Recipients represent a global cadre of scientists affiliated with institutions like the University of California, Berkeley; the University of Oxford; the Weizmann Institute of Science; MIT; and the University of Michigan. Awardees have come from research groups at Stanford, Princeton University, the University of Sydney, and Seoul National University, and have included scholars associated with the National Institute of Standards and Technology, the South West Research Institute, and Forschungszentrum Jülich. Their work has often been cross-referenced with contributions from laboratories at Bell Labs, IBM Research, Microsoft Research, and the Hong Kong University of Science and Technology. Laureates’ publications commonly appear alongside collaborators at Purdue University, the University of Illinois Urbana-Champaign, Brown University, and the University of Minnesota, and their careers intersect with fellowships from the Humboldt Foundation, the Fulbright Program, and the Royal Academy of Engineering.

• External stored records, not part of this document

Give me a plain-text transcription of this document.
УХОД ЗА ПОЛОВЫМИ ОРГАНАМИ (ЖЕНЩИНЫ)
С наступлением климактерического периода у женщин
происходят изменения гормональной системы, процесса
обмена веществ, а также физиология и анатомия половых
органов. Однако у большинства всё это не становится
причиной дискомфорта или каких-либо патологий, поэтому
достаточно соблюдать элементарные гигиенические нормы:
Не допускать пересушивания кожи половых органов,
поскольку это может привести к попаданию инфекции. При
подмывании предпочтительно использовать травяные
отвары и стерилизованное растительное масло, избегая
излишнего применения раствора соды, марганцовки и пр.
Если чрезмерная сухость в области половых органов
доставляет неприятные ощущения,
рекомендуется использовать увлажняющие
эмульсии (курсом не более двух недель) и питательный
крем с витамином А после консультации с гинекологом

The prize has highlighted advances impacting applied fields connected to ALMA, LIGO, and ESA missions, and has been referenced in studies involving the Jet Propulsion Laboratory, NOAA, and the European Space Agency. Honored work often informs technologies developed by companies such as ZEISS, Nikon, Thorlabs, and Hamamatsu, and intersects with research pursued at industrial partners like Intel, Samsung, and Canon. Influence extends to metrology projects at PTB, NMISA, and CENAM, and to interdisciplinary efforts involving the Scripps Institution of Oceanography, Woods Hole Oceanographic Institution, and the Smithsonian Astrophysical Observatory. Awarded research has shaped curricula and programs at institutions like the University of California system, New York University, and the University of Edinburgh, affecting students funded by agencies such as the NSF, ERC, JSPS, and DFG.
The Lorenz-Mie Prize exists alongside related honors such as medals awarded by the Optical Society, SPIE’s Gold Medal, the Rolf Landauer Prize, the Max Born Award, and the Faraday Medal administered by the Royal Society of Chemistry and the Institute of Physics. Overlapping professional associations include the Optical Society, SPIE, IEEE, IUPAP, and CODATA, and affiliated conferences involve CLEO, Photonics West, and the European Optical Society Congress. Collaborating institutions and funders often include the National Science Foundation, European Research Council, Japan Society for the Promotion of Science, and national academies like the Royal Society, NAS, and Leopoldina.